Annual report says tide might be turning
Aussie industry body forecasts better fortunes but farmers aren’t ready to celebrate
Despite this, farmers are hardly jumping for joy, with an annual survey of their confidence in the future of the industry indicating a substantial increase in pessimism.
The dairy body’s “Situation and Outlook” report suggest better prospects for the industry during the new season starting on July 1, despite continued higher costs for key inputs like grain, hay and water.
Global commodity markets remain well balanced, supported by a 3.2% increase in global dairy demand in the past year, and growth in key markets such as Greater China and Southeast Asia, Dairy Australia found.
Domestic dairy consumption also remains robust, and is among the highest in the world per capita. Supermarket sales of major dairy products continue to generate value growth for the industry, with dairy spreads and cheese the best performers, growing 7.3% and 4.9% respectively. Deli cheese continues to grow in popularity, accounting for 8.1% of total cheese sales.
Dairy Australia senior industry analyst John Droppert said Australian dairy farmers are reaching the end of what has been an exceptionally challenging season, but that positive signs were emerging.

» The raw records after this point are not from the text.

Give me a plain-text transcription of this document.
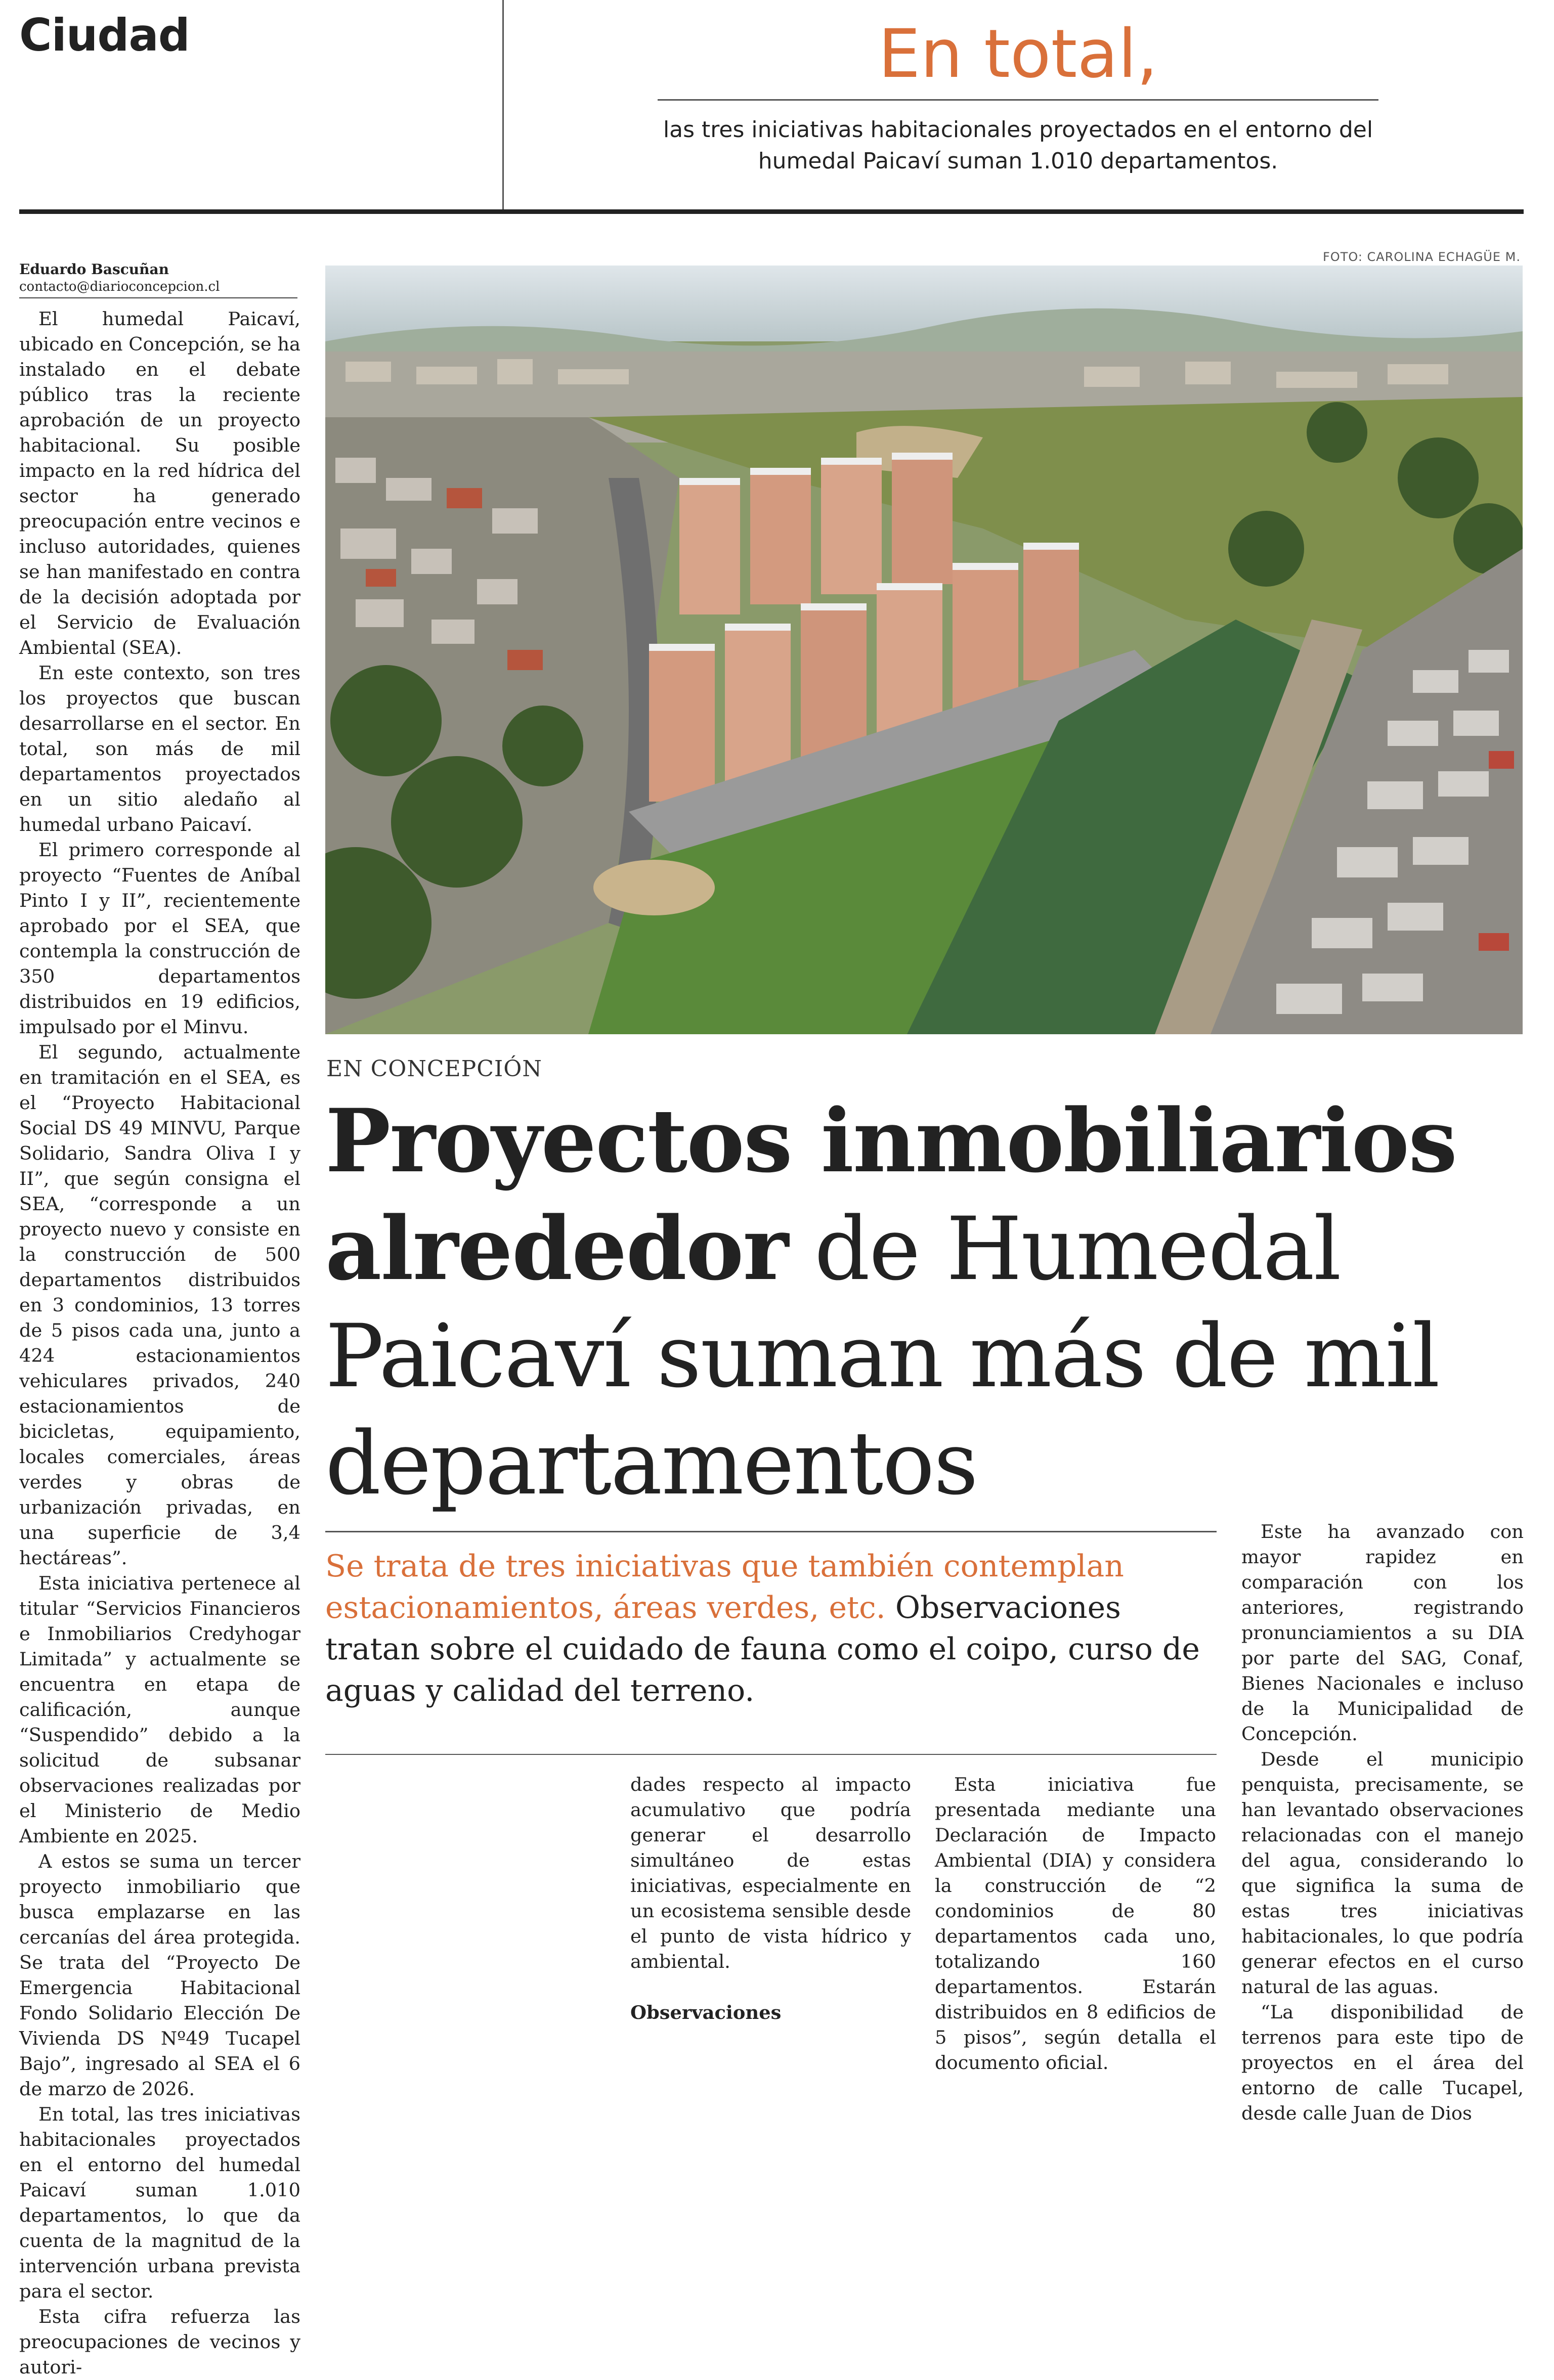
Ciudad	En total,
las tres iniciativas habitacionales proyectados en el entorno del humedal Paicaví suman 1.010 departamentos.
Eduardo Bascuñan
contacto@diarioconcepcion.cl
FOTO: CAROLINA ECHAGÜE M.

El humedal Paicaví, ubicado en Concepción, se ha instalado en el debate público tras la reciente aprobación de un proyecto habitacional. Su posible impacto en la red hídrica del sector ha generado preocupación entre vecinos e incluso autoridades, quienes se han manifestado en contra de la decisión adoptada por el Servicio de Evaluación Ambiental (SEA).

En este contexto, son tres los proyectos que buscan desarrollarse en el sector. En total, son más de mil departamentos proyectados en un sitio aledaño al humedal urbano Paicaví.

El primero corresponde al proyecto “Fuentes de Aníbal Pinto I y II”, recientemente aprobado por el SEA, que contempla la construcción de 350 departamentos distribuidos en 19 edificios, impulsado por el Minvu.

El segundo, actualmente en tramitación en el SEA, es el “Proyecto Habitacional Social DS 49 MINVU, Parque Solidario, Sandra Oliva I y II”, que según consigna el SEA, “corresponde a un proyecto nuevo y consiste en la construcción de 500 departamentos distribuidos en 3 condominios, 13 torres de 5 pisos cada una, junto a 424 estacionamientos vehiculares privados, 240 estacionamientos de bicicletas, equipamiento, locales comerciales, áreas verdes y obras de urbanización privadas, en una superficie de 3,4 hectáreas”.

Esta iniciativa pertenece al titular “Servicios Financieros e Inmobiliarios Credyhogar Limitada” y actualmente se encuentra en etapa de calificación, aunque “Suspendido” debido a la solicitud de subsanar observaciones realizadas por el Ministerio de Medio Ambiente en 2025.

A estos se suma un tercer proyecto inmobiliario que busca emplazarse en las cercanías del área protegida. Se trata del “Proyecto De Emergencia Habitacional Fondo Solidario Elección De Vivienda DS Nº49 Tucapel Bajo”, ingresado al SEA el 6 de marzo de 2026.

En total, las tres iniciativas habitacionales proyectados en el entorno del humedal Paicaví suman 1.010 departamentos, lo que da cuenta de la magnitud de la intervención urbana prevista para el sector.

Esta cifra refuerza las preocupaciones de vecinos y autori-

EN CONCEPCIÓN
Proyectos inmobiliarios alrededor de Humedal Paicaví suman más de mil departamentos
Se trata de tres iniciativas que también contemplan estacionamientos, áreas verdes, etc. Observaciones tratan sobre el cuidado de fauna como el coipo, curso de aguas y calidad del terreno.

dades respecto al impacto acumulativo que podría generar el desarrollo simultáneo de estas iniciativas, especialmente en un ecosistema sensible desde el punto de vista hídrico y ambiental.

Observaciones

Esta iniciativa fue presentada mediante una Declaración de Impacto Ambiental (DIA) y considera la construcción de “2 condominios de 80 departamentos cada uno, totalizando 160 departamentos. Estarán distribuidos en 8 edificios de 5 pisos”, según detalla el documento oficial.

Este ha avanzado con mayor rapidez en comparación con los anteriores, registrando pronunciamientos a su DIA por parte del SAG, Conaf, Bienes Nacionales e incluso de la Municipalidad de Concepción.

Desde el municipio penquista, precisamente, se han levantado observaciones relacionadas con el manejo del agua, considerando lo que significa la suma de estas tres iniciativas habitacionales, lo que podría generar efectos en el curso natural de las aguas.

“La disponibilidad de terrenos para este tipo de proyectos en el área del entorno de calle Tucapel, desde calle Juan de Dios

“Positive domestic market trends, stronger global markets and a weaker Australian dollar have supported higher farmgate pricing this season and look set to deliver further increases over the next 12 months,” he said.

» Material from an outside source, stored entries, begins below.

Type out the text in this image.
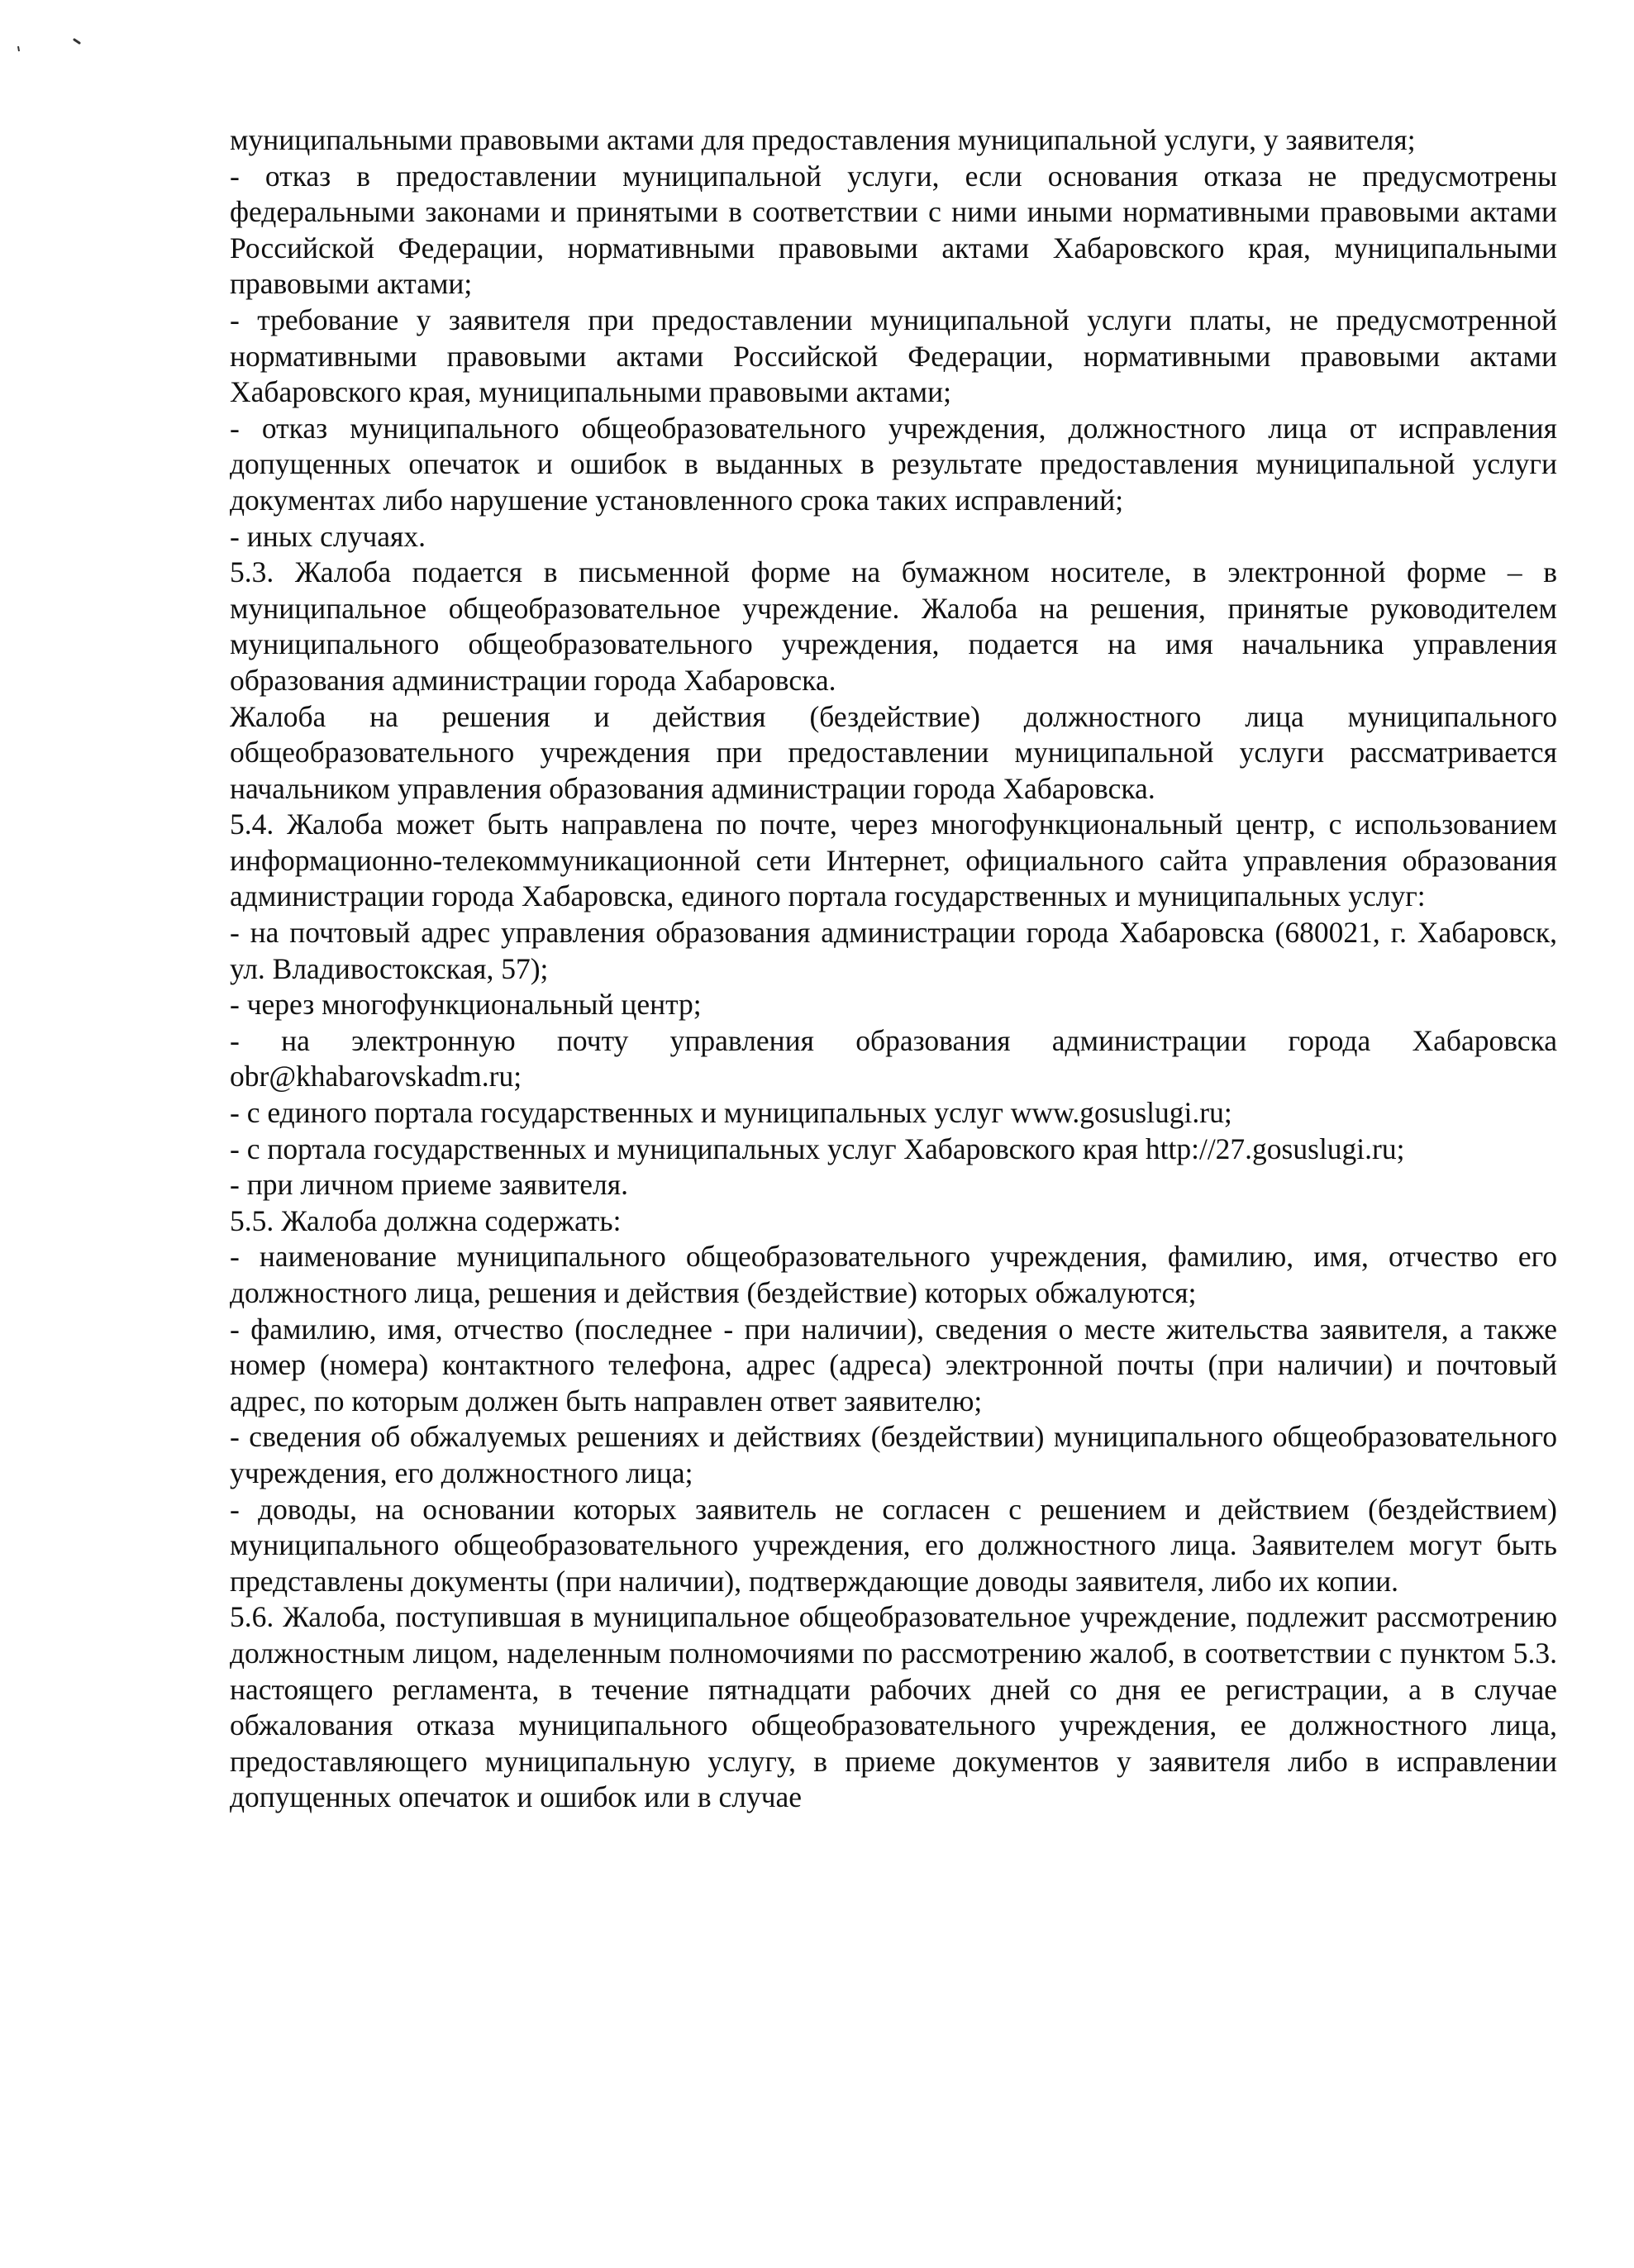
муниципальными правовыми актами для предоставления муниципальной услуги, у заявителя;

- отказ в предоставлении муниципальной услуги, если основания отказа не предусмотрены федеральными законами и принятыми в соответствии с ними иными нормативными правовыми актами Российской Федерации, нормативными правовыми актами Хабаровского края, муниципальными правовыми актами;

- требование у заявителя при предоставлении муниципальной услуги платы, не предусмотренной нормативными правовыми актами Российской Федерации, нормативными правовыми актами Хабаровского края, муниципальными правовыми актами;

- отказ муниципального общеобразовательного учреждения, должностного лица от исправления допущенных опечаток и ошибок в выданных в результате предоставления муниципальной услуги документах либо нарушение установленного срока таких исправлений;

- иных случаях.

5.3. Жалоба подается в письменной форме на бумажном носителе, в электронной форме – в муниципальное общеобразовательное учреждение. Жалоба на решения, принятые руководителем муниципального общеобразовательного учреждения, подается на имя начальника управления образования администрации города Хабаровска.

Жалоба на решения и действия (бездействие) должностного лица муниципального общеобразовательного учреждения при предоставлении муниципальной услуги рассматривается начальником управления образования администрации города Хабаровска.

5.4. Жалоба может быть направлена по почте, через многофункциональный центр, с использованием информационно-телекоммуникационной сети Интернет, официального сайта управления образования администрации города Хабаровска, единого портала государственных и муниципальных услуг:

- на почтовый адрес управления образования администрации города Хабаровска (680021, г. Хабаровск, ул. Владивостокская, 57);

- через многофункциональный центр;

- на электронную почту управления образования администрации города Хабаровска obr@khabarovskadm.ru;

- с единого портала государственных и муниципальных услуг www.gosuslugi.ru;

- с портала государственных и муниципальных услуг Хабаровского края http://27.gosuslugi.ru;

- при личном приеме заявителя.

5.5. Жалоба должна содержать:

- наименование муниципального общеобразовательного учреждения, фамилию, имя, отчество его должностного лица, решения и действия (бездействие) которых обжалуются;

- фамилию, имя, отчество (последнее - при наличии), сведения о месте жительства заявителя, а также номер (номера) контактного телефона, адрес (адреса) электронной почты (при наличии) и почтовый адрес, по которым должен быть направлен ответ заявителю;

- сведения об обжалуемых решениях и действиях (бездействии) муниципального общеобразовательного учреждения, его должностного лица;

- доводы, на основании которых заявитель не согласен с решением и действием (бездействием) муниципального общеобразовательного учреждения, его должностного лица. Заявителем могут быть представлены документы (при наличии), подтверждающие доводы заявителя, либо их копии.

5.6. Жалоба, поступившая в муниципальное общеобразовательное учреждение, подлежит рассмотрению должностным лицом, наделенным полномочиями по рассмотрению жалоб, в соответствии с пунктом 5.3. настоящего регламента, в течение пятнадцати рабочих дней со дня ее регистрации, а в случае обжалования отказа муниципального общеобразовательного учреждения, ее должностного лица, предоставляющего муниципальную услугу, в приеме документов у заявителя либо в исправлении допущенных опечаток и ошибок или в случае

“Surging input costs have however, outweighed improved farmgate pricing, and milk production will likely remain under pressure.
“Higher pricing will provide opportunities if enough rain falls at the right time and pushes grain, hay and irrigation water prices down,” Droppert added.
Dairy Australia’s forecast of a 7-9% decrease in national milk production to between 8.45bn and 8.65bn liters for the current season remains unchanged. This reflects a significant reduction in the national herd and farmers reducing herd sizes due to drought and increased costs.
The national industry body predicts a further drop in milk production of between 3-5% to a total of 8.1bn to 8.3bn liters in the coming season.
It has also published results of its annual National Dairy Farmer Survey in the report, which highlights confidence levels of 800 dairy farmers across all dairy regions.
Conducted in February, the survey shows only 34% of farmers feel positive about the future of the dairy industry, compared to 47% last year and 53% the year before.
“This is the sixth consecutive year of declining sentiment nationally and a majority of farmers now feel negative about the future of the industry in all dairying regions with the exception of Tasmania,” Droppert said.
“This is to be expected given the difficulties of recent years, though it should tick upwards if better conditions translate into improved profitability.
“Farmers feel more confident about their own operations and 45% are positive about the outlook for their businesses.”
He added that a smaller survey sample conducted in April showed an increased level of confidence, reflecting a minor improvement in the farmgate price at that time, supermarkets increasing the price of a dollar a liter of private label milk and improved weather conditions in some regions.
Elsewhere, Australian farmers with foreign workers now have more opportunities to attract and retain staff, after skilled overseas workers employed under a dairy industry labor agreement were made eligible for permanent residency.
The changes were successfully progressed by the Australian Dairy Farmers, the industry body that represents them, which works closely with Dairy Australia. The organizations say the move has made the industry more attractive to skilled international labor.
The pathway gives New South Wales dairy farmer Kristen Clark the opportunity to retain her skilled overseas worker who has developed a strong understanding of her farming system.
The fifth-generation dairy farmer milks 900 cows in the Riverina region, producing more than 8m liters per year. She employs four family members on the farm, as well as five long-term local staff.
With farm workers increasingly hard to find in her local area, Clark has employed a farm hand from Guatemala for the past five years under a temporary visa through a dairy industry labor agreement.
“We have always struggled to build our workforce and fill positions by getting locals on the farm,” she said.
“We fill the gap with overseas workers, but the issue is that is they’re only able to be here for a limited time and they’re generally unskilled.
“The person we’ve employed has a built her skill base working for us – when she finishes up, we have to start from scratch with someone else.”
For each new farm worker Clark employs, she estimates the cost to her farm business to be approximately A$2,000 (US$1,370) in recruitment and training.
As well as reducing the cost of hiring new farm workers, the permanent residency pathway gives Clark the opportunity to give her staff more training, building their capacity to learn new skills as her mother takes a step back from hands-on tasks.
She also sees permanent residency as an opportunity for her overseas workers to get more involved in the local community.
“We want to employ people who live in our community, so we can give back to our community, but there will always be gaps to fill,” she said.
“People with permanent residency can fill that gap, because they get involved in the community as well.”
Farm owners looking to vary existing labor agreements or apply for a new labor agreement to enable this pathway to permanent residency are advised to contact the Department of Home Affairs.